10 thoughts on “Better Living Through Chemistry, Indeed

  1. Sionna October 7, 2009 / 1:32 pm

    Excellent! Glad to hear you’re getting such good results.

    Are we going to have a hard time keeping up with you in November? 😉

  2. Mom October 7, 2009 / 3:08 pm

    Fabulous good news!! As long as it doesn’t keep you awake 🙂

  3. Mom October 7, 2009 / 5:38 pm

    BTW — don’t eat those awesome red shoes you bought last year!! Surely something less expensive will appease your appetite.

  4. Joanne October 7, 2009 / 6:51 pm

    Your thyroid slows down, so does mine. I had mine tested for the first time in a year, and it turns out the last pregnancy seems to have permanently kicked it into the normal range. I’m not hyper, I”m not hypo, I’m refreshingly normal. Since I”ve been hyperthyroid for about a decade, this is a little weird to me.

    Sadly, though, it means there is no miracle cure for how tired I feel. Bummer.

  5. Common Loon October 7, 2009 / 9:00 pm

    Sarah, thanks for informing us! I’m very happy that this is something manageable / livable and that you are already much improved!

    Does this mean that you will quit 3 meals / day and become a “snacker?”

    I was suprised when my thyroid got checked at my last check-up…my levels came back in the normal range, which leaves me with few confidence-boosting explanations for my weight gain or fatigue.

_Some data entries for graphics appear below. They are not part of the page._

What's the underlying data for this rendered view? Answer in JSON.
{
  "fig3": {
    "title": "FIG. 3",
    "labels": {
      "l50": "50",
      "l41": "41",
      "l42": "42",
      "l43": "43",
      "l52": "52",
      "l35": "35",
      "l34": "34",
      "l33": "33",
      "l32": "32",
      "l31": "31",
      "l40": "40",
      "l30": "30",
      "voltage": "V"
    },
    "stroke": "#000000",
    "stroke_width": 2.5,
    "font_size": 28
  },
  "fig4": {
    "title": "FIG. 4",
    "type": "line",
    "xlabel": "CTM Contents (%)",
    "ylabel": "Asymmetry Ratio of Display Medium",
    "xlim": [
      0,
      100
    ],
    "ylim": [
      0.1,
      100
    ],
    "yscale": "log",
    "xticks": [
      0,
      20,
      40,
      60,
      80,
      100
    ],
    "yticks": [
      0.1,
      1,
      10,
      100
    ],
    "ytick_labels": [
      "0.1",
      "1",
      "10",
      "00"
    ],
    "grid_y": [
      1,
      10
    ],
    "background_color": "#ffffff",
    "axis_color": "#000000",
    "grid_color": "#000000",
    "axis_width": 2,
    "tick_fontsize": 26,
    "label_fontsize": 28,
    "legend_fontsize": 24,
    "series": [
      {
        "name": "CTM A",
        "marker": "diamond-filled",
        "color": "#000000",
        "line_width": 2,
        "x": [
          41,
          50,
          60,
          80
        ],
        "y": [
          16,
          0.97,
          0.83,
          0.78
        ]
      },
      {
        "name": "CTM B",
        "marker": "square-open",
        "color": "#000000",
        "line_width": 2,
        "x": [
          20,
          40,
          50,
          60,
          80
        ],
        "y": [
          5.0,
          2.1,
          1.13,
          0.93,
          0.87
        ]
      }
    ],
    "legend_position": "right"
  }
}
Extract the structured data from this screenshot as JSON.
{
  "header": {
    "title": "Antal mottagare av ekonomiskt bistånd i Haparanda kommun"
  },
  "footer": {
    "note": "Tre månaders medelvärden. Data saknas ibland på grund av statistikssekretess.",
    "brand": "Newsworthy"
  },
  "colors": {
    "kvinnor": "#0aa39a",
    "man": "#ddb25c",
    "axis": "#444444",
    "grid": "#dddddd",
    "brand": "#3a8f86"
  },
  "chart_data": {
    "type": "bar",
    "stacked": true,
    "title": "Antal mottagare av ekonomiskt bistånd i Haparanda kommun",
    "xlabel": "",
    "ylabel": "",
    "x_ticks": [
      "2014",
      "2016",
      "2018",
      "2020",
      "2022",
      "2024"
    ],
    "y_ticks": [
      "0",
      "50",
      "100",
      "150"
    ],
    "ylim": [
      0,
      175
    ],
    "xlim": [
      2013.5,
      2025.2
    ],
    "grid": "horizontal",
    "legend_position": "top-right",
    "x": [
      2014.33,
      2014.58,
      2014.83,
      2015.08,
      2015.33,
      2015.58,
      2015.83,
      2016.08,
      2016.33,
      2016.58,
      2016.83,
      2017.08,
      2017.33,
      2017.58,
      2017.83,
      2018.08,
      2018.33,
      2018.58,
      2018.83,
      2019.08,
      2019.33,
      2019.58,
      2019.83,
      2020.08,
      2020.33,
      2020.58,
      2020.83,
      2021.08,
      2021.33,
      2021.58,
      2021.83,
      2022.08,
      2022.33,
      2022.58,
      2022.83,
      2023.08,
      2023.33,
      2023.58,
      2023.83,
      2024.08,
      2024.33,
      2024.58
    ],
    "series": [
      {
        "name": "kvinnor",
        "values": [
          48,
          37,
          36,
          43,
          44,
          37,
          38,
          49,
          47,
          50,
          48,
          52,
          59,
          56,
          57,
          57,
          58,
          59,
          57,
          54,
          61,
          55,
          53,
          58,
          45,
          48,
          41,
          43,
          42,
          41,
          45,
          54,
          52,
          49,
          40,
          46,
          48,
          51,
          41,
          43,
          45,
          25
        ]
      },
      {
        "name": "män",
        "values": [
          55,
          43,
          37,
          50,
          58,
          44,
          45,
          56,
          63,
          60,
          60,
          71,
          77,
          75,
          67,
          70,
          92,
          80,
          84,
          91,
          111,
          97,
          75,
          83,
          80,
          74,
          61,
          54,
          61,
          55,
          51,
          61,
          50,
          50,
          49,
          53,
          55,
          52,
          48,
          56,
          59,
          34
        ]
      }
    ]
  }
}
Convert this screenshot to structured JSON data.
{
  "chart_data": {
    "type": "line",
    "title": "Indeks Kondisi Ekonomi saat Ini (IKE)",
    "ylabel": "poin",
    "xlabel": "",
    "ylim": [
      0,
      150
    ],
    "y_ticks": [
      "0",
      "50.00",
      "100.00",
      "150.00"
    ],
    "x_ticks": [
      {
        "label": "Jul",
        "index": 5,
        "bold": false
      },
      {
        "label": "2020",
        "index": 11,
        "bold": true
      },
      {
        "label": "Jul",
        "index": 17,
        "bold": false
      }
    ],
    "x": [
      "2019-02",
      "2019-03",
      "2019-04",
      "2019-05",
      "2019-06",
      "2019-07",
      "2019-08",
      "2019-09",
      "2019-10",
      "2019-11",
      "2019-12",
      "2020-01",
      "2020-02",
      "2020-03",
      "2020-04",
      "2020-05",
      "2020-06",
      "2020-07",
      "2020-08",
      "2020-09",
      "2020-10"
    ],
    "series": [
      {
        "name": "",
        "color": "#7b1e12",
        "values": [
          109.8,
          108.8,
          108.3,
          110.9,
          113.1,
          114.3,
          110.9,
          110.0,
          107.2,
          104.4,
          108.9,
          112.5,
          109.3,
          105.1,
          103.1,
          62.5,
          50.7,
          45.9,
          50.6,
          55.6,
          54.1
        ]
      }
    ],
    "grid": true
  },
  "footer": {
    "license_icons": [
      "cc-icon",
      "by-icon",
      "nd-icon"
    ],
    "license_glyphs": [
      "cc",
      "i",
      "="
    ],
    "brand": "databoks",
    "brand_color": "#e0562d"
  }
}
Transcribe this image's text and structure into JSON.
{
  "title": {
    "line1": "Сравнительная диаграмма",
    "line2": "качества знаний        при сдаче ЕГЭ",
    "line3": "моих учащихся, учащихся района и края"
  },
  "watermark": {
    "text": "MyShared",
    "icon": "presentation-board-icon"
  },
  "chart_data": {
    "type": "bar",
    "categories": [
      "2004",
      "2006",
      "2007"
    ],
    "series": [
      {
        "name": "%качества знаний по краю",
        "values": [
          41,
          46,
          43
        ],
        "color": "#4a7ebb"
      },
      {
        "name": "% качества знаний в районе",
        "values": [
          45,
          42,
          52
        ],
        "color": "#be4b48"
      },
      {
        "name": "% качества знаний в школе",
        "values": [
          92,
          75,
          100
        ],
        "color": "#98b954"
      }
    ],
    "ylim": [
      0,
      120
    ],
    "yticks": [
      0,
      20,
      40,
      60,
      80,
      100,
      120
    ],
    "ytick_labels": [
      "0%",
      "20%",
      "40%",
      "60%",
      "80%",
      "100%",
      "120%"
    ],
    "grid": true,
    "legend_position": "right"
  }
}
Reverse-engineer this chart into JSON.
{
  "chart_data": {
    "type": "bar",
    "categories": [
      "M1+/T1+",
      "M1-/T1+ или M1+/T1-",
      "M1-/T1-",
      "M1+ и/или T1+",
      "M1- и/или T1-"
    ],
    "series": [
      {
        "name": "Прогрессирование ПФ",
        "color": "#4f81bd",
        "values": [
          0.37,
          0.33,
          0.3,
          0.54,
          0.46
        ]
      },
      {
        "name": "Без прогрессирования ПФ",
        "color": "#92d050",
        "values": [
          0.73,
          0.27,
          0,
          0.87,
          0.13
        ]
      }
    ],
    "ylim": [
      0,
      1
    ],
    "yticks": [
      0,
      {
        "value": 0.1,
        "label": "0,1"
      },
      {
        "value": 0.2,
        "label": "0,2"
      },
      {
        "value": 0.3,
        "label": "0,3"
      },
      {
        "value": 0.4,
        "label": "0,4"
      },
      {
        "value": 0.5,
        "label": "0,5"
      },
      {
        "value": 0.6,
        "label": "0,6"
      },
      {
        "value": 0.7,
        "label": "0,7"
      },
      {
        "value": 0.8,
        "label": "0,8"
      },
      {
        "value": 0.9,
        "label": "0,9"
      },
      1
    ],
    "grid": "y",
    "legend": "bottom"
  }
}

  6. mev October 8, 2009 / 10:23 pm

    CL: Your levels can be normal and still be off. normal is different for each person. not all doctors understand that, but there are more specific tests that can help discern that. Did they give you the test that makes you nauseated?
    I recommend The thyroid solution, a wonderful book by Ridha Arem, who used to teach at Baylor. Gives highly detailed explanations of thyroid problems and the thyroid replacement therapies that work.
    I had such severe Hashimotos at age 14 that they had to build me up over months to a high enough dose because it would have been too much of a shock to my system to give me the full dose right away…the upshot is that even milder cases than mine often continue to improve for several months after starting therapy.
    I know this is more than you needed or wanted to know, but I’ve spent 20 years with this disease so if you have any questions, I’m here for you.
    The good news is, recent research shows women with HT have less risk of breast cancer and when they do get it it tends to be less severe–probably because of our overactive immune system.

  7. Eileen October 8, 2009 / 10:30 pm

    @CL:MEV is a good friend here in TX and has been a great resource and support to me. Just thought you might want to know 🙂

  8. Common Loon October 9, 2009 / 9:27 am

    @ mev: Thank you! I did not get the test that nauseates – just bloodwork. I will have this conversation with my doctor for sure, and appreciate the information.